Frankly, I agree with the higher court. :shrug:

Yes, @Maurice explained the situation a little better in the stand-alone post about it.
 
Yes, @Maurice explained the situation a little better in the stand-alone post about it.
And yet Simon and Schuster can get away with this:

m_5faac9fc941f17c8b00718a0.jpg


:shrug:

As I posted over here (link): If you read the opinion the reasons are pretty well spelled out. They deliberately made the book mimic the graphic style of Seuss to the point where it isn’t substantially different. They closely mimicked the layout and drawings page by page. It’s aimed at the exact same market. It does not meet the fair use criteria of parody or commentary since it is simply slapping a Star Trek veneer onto an existing work. Therefore it is not substantially transformative.
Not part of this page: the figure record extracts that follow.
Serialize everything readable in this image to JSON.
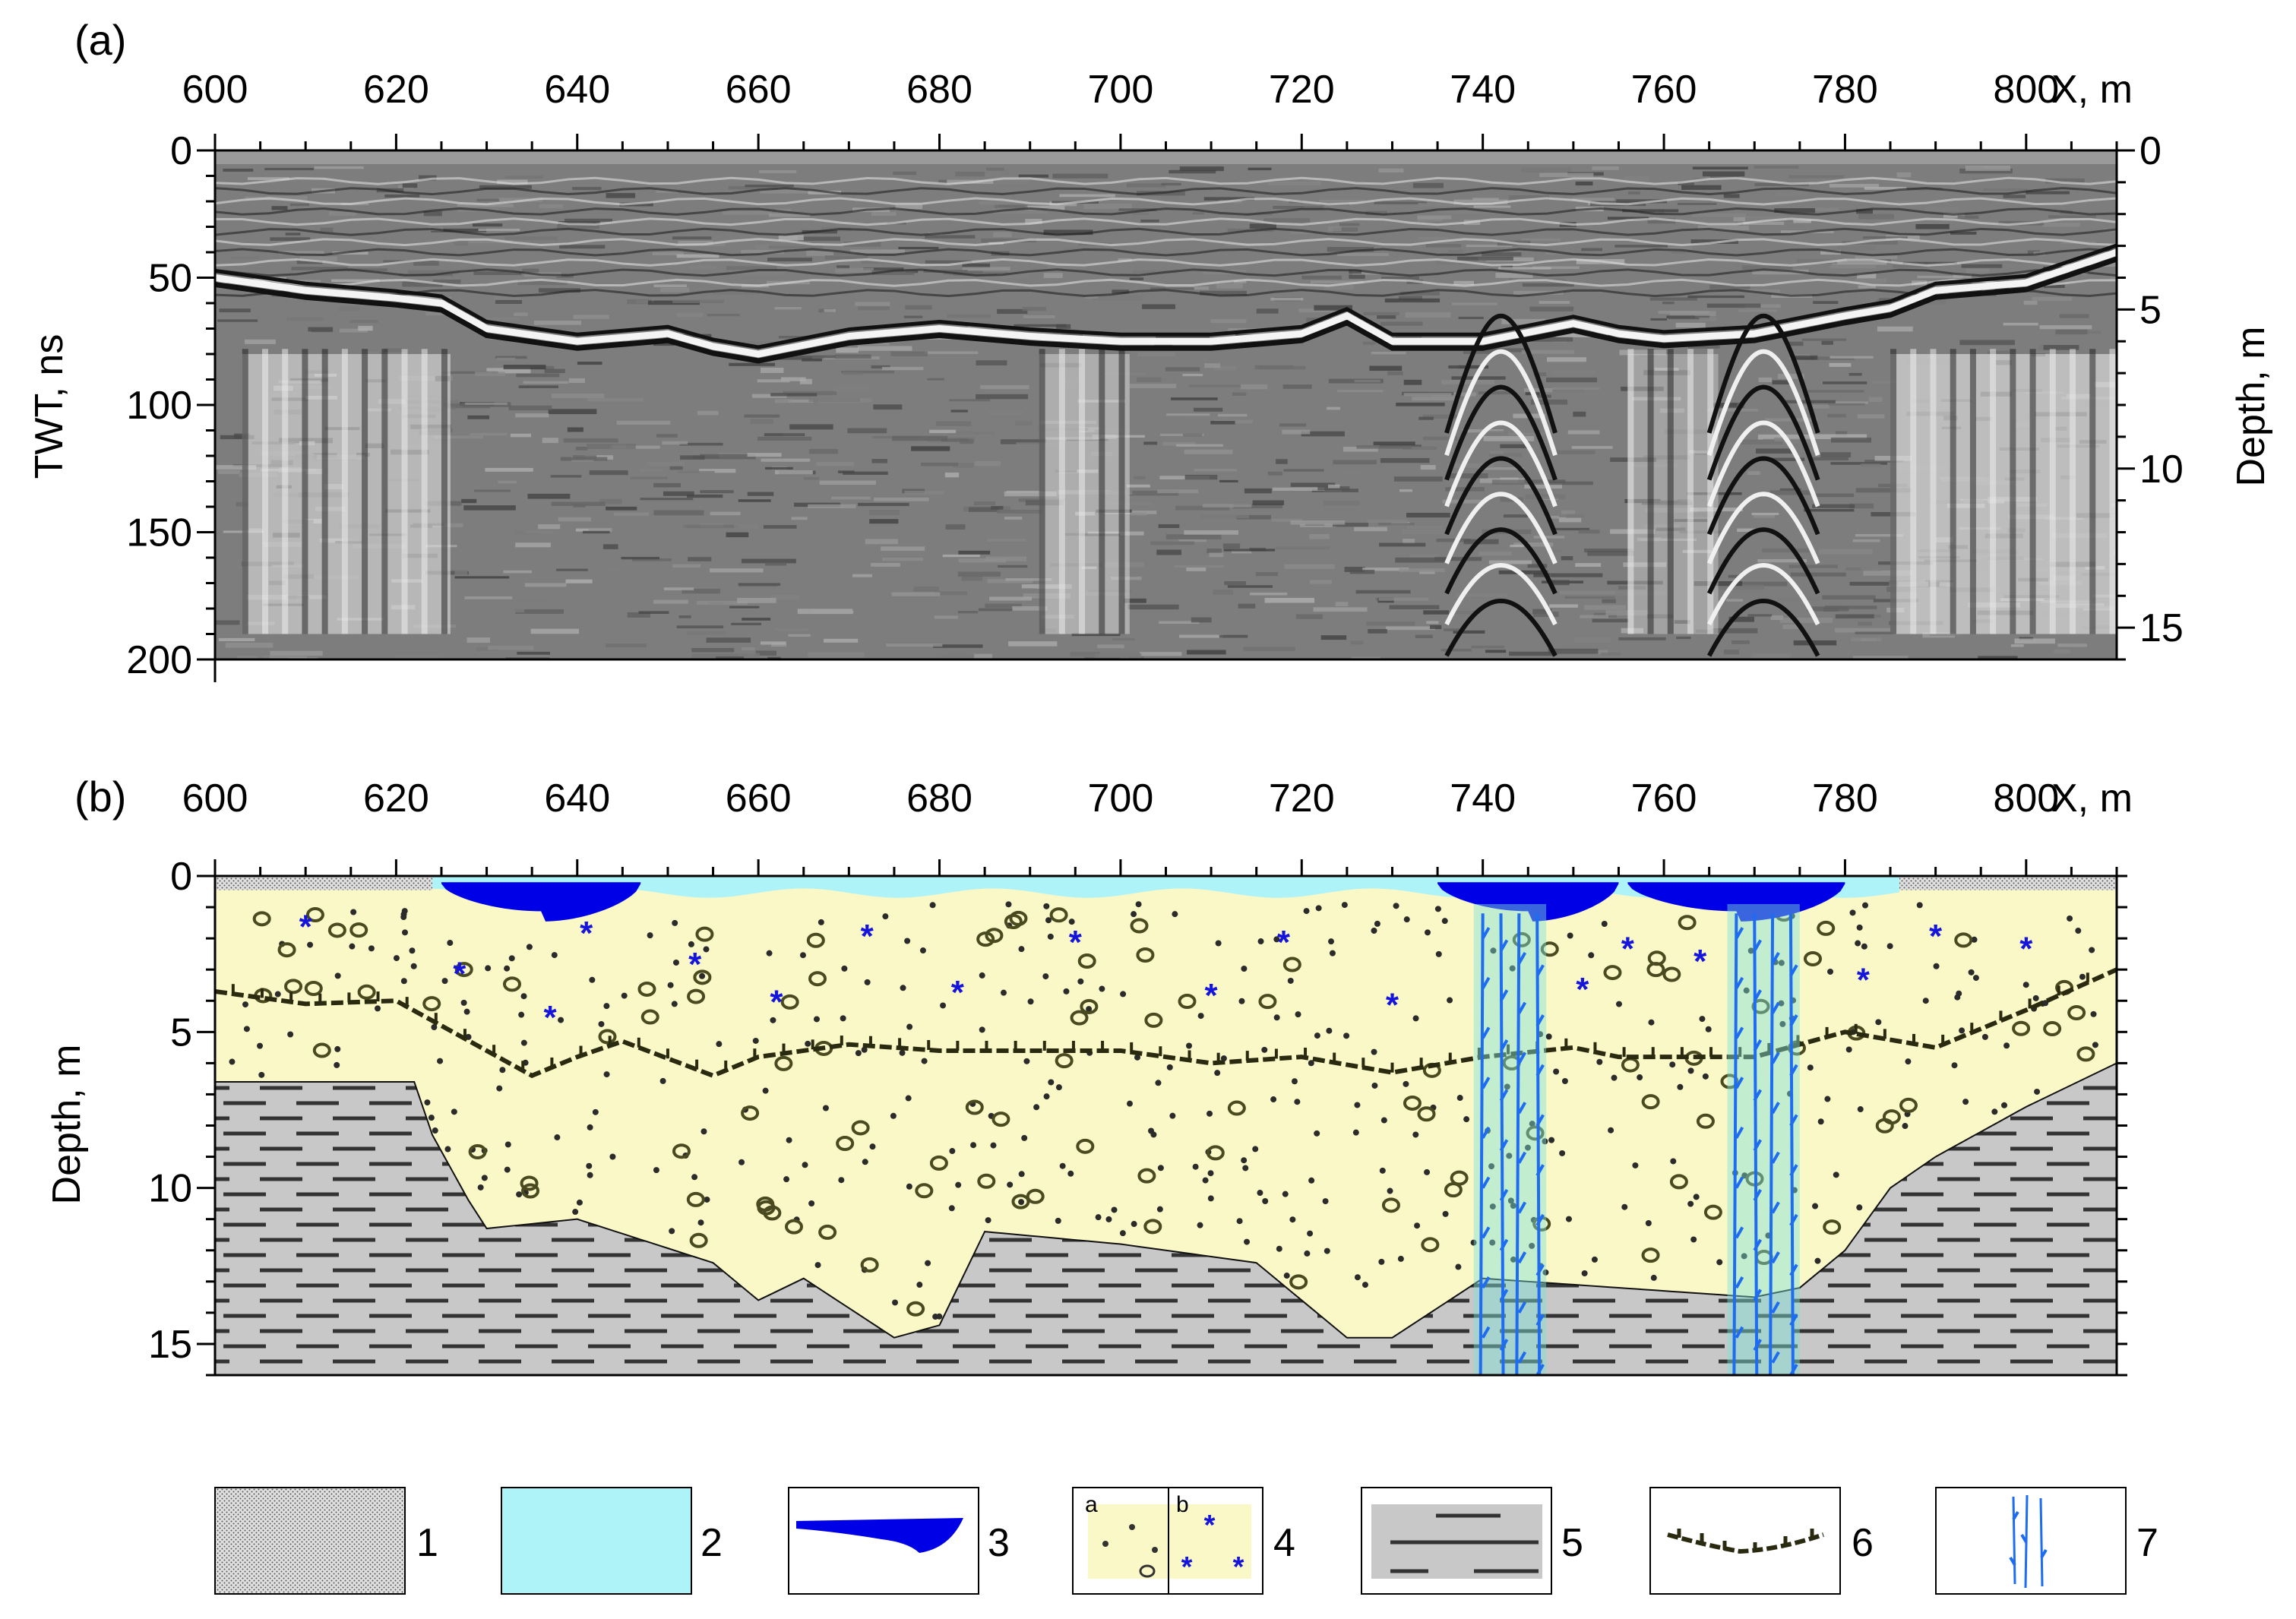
{
  "panel_a": {
    "label": "(a)",
    "x_axis_label": "X, m",
    "x_ticks": [
      "600",
      "620",
      "640",
      "660",
      "680",
      "700",
      "720",
      "740",
      "760",
      "780",
      "800"
    ],
    "y_left_label": "TWT, ns",
    "y_left_ticks": [
      "0",
      "50",
      "100",
      "150",
      "200"
    ],
    "y_right_label": "Depth, m",
    "y_right_ticks": [
      "0",
      "5",
      "10",
      "15"
    ]
  },
  "panel_b": {
    "label": "(b)",
    "x_axis_label": "X, m",
    "x_ticks": [
      "600",
      "620",
      "640",
      "660",
      "680",
      "700",
      "720",
      "740",
      "760",
      "780",
      "800"
    ],
    "y_label": "Depth, m",
    "y_ticks": [
      "0",
      "5",
      "10",
      "15"
    ]
  },
  "legend": {
    "items": [
      {
        "number": "1",
        "pattern": "stippled-fill",
        "color": "#d9d9d9"
      },
      {
        "number": "2",
        "pattern": "solid-fill",
        "color": "#aef3f8"
      },
      {
        "number": "3",
        "pattern": "blue-lens",
        "color": "#0000e6"
      },
      {
        "number": "4",
        "pattern": "dots-and-stars",
        "color": "#fbf8c8",
        "sub_a": "a",
        "sub_b": "b"
      },
      {
        "number": "5",
        "pattern": "gray-dashes",
        "color": "#c8c8c8"
      },
      {
        "number": "6",
        "pattern": "hatched-line",
        "color": "#2a2a10"
      },
      {
        "number": "7",
        "pattern": "blue-vertical-lines",
        "color": "#1e6cf0"
      }
    ]
  },
  "chart_data": {
    "type": "cross-section",
    "x_range": [
      600,
      810
    ],
    "panel_a": {
      "twt_range_ns": [
        0,
        200
      ],
      "depth_range_m": [
        0,
        16
      ],
      "main_reflector_twt_ns": [
        [
          600,
          50
        ],
        [
          610,
          55
        ],
        [
          620,
          58
        ],
        [
          625,
          60
        ],
        [
          630,
          70
        ],
        [
          640,
          75
        ],
        [
          650,
          72
        ],
        [
          655,
          77
        ],
        [
          660,
          80
        ],
        [
          670,
          73
        ],
        [
          680,
          70
        ],
        [
          690,
          73
        ],
        [
          700,
          75
        ],
        [
          710,
          75
        ],
        [
          720,
          72
        ],
        [
          725,
          65
        ],
        [
          730,
          75
        ],
        [
          740,
          75
        ],
        [
          750,
          68
        ],
        [
          755,
          72
        ],
        [
          760,
          74
        ],
        [
          770,
          72
        ],
        [
          780,
          65
        ],
        [
          785,
          62
        ],
        [
          790,
          55
        ],
        [
          800,
          52
        ],
        [
          810,
          40
        ]
      ],
      "hyperbola_x_m": [
        742,
        771
      ]
    },
    "panel_b": {
      "depth_range_m": [
        0,
        16
      ],
      "unit6_line_depth_m": [
        [
          600,
          3.7
        ],
        [
          610,
          4.1
        ],
        [
          620,
          4.0
        ],
        [
          630,
          5.6
        ],
        [
          635,
          6.4
        ],
        [
          640,
          5.8
        ],
        [
          645,
          5.3
        ],
        [
          655,
          6.4
        ],
        [
          660,
          5.8
        ],
        [
          670,
          5.4
        ],
        [
          680,
          5.6
        ],
        [
          690,
          5.6
        ],
        [
          700,
          5.6
        ],
        [
          710,
          6.0
        ],
        [
          720,
          5.8
        ],
        [
          730,
          6.3
        ],
        [
          740,
          5.8
        ],
        [
          750,
          5.5
        ],
        [
          755,
          5.8
        ],
        [
          760,
          5.8
        ],
        [
          770,
          5.8
        ],
        [
          780,
          5.0
        ],
        [
          790,
          5.5
        ],
        [
          800,
          4.3
        ],
        [
          810,
          3.0
        ]
      ],
      "unit5_top_depth_m": [
        [
          600,
          6.6
        ],
        [
          622,
          6.6
        ],
        [
          624,
          8.3
        ],
        [
          628,
          10.4
        ],
        [
          630,
          11.3
        ],
        [
          640,
          11.0
        ],
        [
          655,
          12.4
        ],
        [
          660,
          13.6
        ],
        [
          665,
          12.9
        ],
        [
          675,
          14.8
        ],
        [
          680,
          14.4
        ],
        [
          685,
          11.4
        ],
        [
          700,
          11.8
        ],
        [
          715,
          12.4
        ],
        [
          725,
          14.8
        ],
        [
          730,
          14.8
        ],
        [
          740,
          12.9
        ],
        [
          750,
          13.1
        ],
        [
          760,
          13.3
        ],
        [
          770,
          13.5
        ],
        [
          775,
          13.2
        ],
        [
          780,
          12.0
        ],
        [
          785,
          10.0
        ],
        [
          790,
          9.0
        ],
        [
          800,
          7.4
        ],
        [
          810,
          6.0
        ]
      ],
      "unit3_lenses_x_m": [
        [
          625,
          647
        ],
        [
          735,
          755
        ],
        [
          756,
          780
        ]
      ],
      "unit7_zones_x_m": [
        [
          739,
          747
        ],
        [
          767,
          775
        ]
      ]
    }
  }
}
OTOH the Oh the Places You’ll Eff Up book mentioned by 1001001 does not look like a Dr. Seuss book. The style is completely different. It's apparently almost a counternarrative to the original work, and thus cannot therefore be confused with a licensed property in the marketplace.

People have gotten into the habit of mixing up mash-up with parody and they are not the same thing. This ruling is also in agreement with a previous ruling on an O.J. Simpson parody which similarly exploited Seuss. And parody doesn't mean humor per se, because "funny" is so subjective. You can lampoon something without being funny at all.